Prenatal exposure to BPA might explain aggressive behavior in some 2-year-old girls

October 06, 2009
Daughters of women exposed to a common chemical found in some plastics while they were pregnant are more likely to have unusually aggressive and hyperactive behaviors as 2-year-olds, according to a new study by researchers at Simon Fraser University, the University of North Carolina at Chapel Hill and Cincinnati Children’s Hospital.

Joe Braun

Joe Braun

Joe Braun, doctoral student in epidemiology at the UNC Gillings School of Global Public Health, is the study’s lead author.

The study, published Oct. 6, 2009 in the journal Environmental Health Perspectives, is the first to examine whether there is a link between prenatal bisphenol A (BPA) exposure and behavior problems in children. Results suggest that if a woman is exposed to BPA early in her pregnancy, development of the baby’s nervous system might be adversely affected.

BPA is commonly used in the production of polycarbonate plastics and epoxy resins that can be found, for example, in some types of plastic bottles, canned food linings, water supply pipes and medical tubing. About 93 percent of people in the United States have detectible levels of BPA in their urine, according to the Centers for Disease Control and Prevention.

Researchers found that daughters of women who had higher concentrations of BPA in their urine samples during pregnancy were more likely to have aggressive and hyperactive behaviors than children of women with lower BPA levels, especially if higher exposure was seen earlier in pregnancy.

“In other words, girls whose mothers had higher BPA exposure were more likely to act like boys than girls whose mothers had lower BPA levels, especially if the exposure was seen earlier in pregnancy,” said lead author Braun. “Boys’ behavior did not seem to be affected, although there was some evidence of increased internalizing scores among BPA-exposed boys.”

Researchers do not know why girls seem to be affected by the exposure more or differently than boys.

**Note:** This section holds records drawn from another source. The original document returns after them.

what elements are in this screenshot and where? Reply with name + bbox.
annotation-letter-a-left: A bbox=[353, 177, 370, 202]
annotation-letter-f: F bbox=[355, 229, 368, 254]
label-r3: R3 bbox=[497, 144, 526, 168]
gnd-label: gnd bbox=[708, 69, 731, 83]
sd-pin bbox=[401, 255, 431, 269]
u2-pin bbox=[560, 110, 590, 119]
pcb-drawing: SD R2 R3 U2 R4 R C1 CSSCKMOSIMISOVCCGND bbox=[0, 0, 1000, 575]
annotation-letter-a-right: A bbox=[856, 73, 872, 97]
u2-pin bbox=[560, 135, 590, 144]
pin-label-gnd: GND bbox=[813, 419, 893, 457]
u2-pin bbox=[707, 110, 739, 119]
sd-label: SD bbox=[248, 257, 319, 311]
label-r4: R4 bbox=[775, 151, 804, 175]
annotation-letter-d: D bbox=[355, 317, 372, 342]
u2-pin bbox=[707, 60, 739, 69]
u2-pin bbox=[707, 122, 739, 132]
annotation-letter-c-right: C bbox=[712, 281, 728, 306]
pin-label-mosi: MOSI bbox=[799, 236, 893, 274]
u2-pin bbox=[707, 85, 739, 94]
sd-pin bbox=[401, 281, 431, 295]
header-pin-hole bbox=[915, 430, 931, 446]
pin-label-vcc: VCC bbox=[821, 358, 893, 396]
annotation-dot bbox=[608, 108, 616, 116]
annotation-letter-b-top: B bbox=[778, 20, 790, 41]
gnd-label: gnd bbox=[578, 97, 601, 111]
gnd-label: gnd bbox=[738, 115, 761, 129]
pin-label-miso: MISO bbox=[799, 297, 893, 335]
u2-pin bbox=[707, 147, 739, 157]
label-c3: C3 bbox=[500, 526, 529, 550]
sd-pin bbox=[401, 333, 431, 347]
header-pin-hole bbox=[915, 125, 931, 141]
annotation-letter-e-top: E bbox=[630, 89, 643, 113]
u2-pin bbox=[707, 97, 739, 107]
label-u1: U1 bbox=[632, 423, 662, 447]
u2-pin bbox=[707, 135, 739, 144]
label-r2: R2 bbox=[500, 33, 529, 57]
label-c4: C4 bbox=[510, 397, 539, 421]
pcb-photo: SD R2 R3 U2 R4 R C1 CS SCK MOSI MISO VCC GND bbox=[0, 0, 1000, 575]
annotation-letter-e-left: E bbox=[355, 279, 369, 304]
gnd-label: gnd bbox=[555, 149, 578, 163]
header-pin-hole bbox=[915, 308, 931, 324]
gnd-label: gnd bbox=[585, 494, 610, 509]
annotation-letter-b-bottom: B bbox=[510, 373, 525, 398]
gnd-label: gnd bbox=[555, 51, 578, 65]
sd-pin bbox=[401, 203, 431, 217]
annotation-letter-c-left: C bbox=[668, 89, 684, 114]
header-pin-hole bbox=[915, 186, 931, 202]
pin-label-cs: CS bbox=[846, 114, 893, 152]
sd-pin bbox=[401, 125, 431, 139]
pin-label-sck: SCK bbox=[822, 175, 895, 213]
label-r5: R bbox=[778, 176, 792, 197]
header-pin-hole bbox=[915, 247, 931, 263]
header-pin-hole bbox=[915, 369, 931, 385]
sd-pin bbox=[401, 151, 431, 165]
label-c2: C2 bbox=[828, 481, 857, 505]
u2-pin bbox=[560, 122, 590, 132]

BPA has been used in products for decades, and concerns about its safety have been growing in recent years, Braun said. Previous studies in mice have shown that the offspring of mothers with high BPA exposure during pregnancy were more aggressive than offspring not exposed to high prenatal levels of BPA.

“We wanted to know if there was a risk in humans for neurodevelopment problems,” he said. “Study results indicate that exposure to BPA early in the pregnancy seems to be the most critical issue. The most damaging exposure might happen before a woman even knows she’s pregnant.”

Braun worked with researchers at the Cincinnati Children’s Hospital Medical Center, the University of Cincinnati, the Centers for Disease Control and Prevention, and Simon Fraser University in Vancouver, British Columbia.

For the study, urine samples were taken from 249 pregnant women in Cincinnati, Ohio, at 16 weeks and 26 weeks of pregnancy, and again at birth. BPA concentrations in the samples were measured. Then, when the children were 2 years old, behavior problems were assessed, using the Behavioral Assessment System for Children-2 (BASC-2).

“Many government agencies and consumers in the U.S., Canada and around the world have expressed concerns about BPA exposure, especially in children,” said Dr. Bruce Lanphear, professor of children’s environmental health in the Faculty of Health Sciences at Simon Fraser University and the study’s senior author. “Canada has banned BPA in baby bottles and other baby products, but that might not be sufficient to protect children. Although this is the first study of its kind, it suggests that we may also need to reduce exposures during pregnancy.”

The study was funded in part by the National Institute of Environmental Health Sciences and the U.S. Environmental Protection Agency.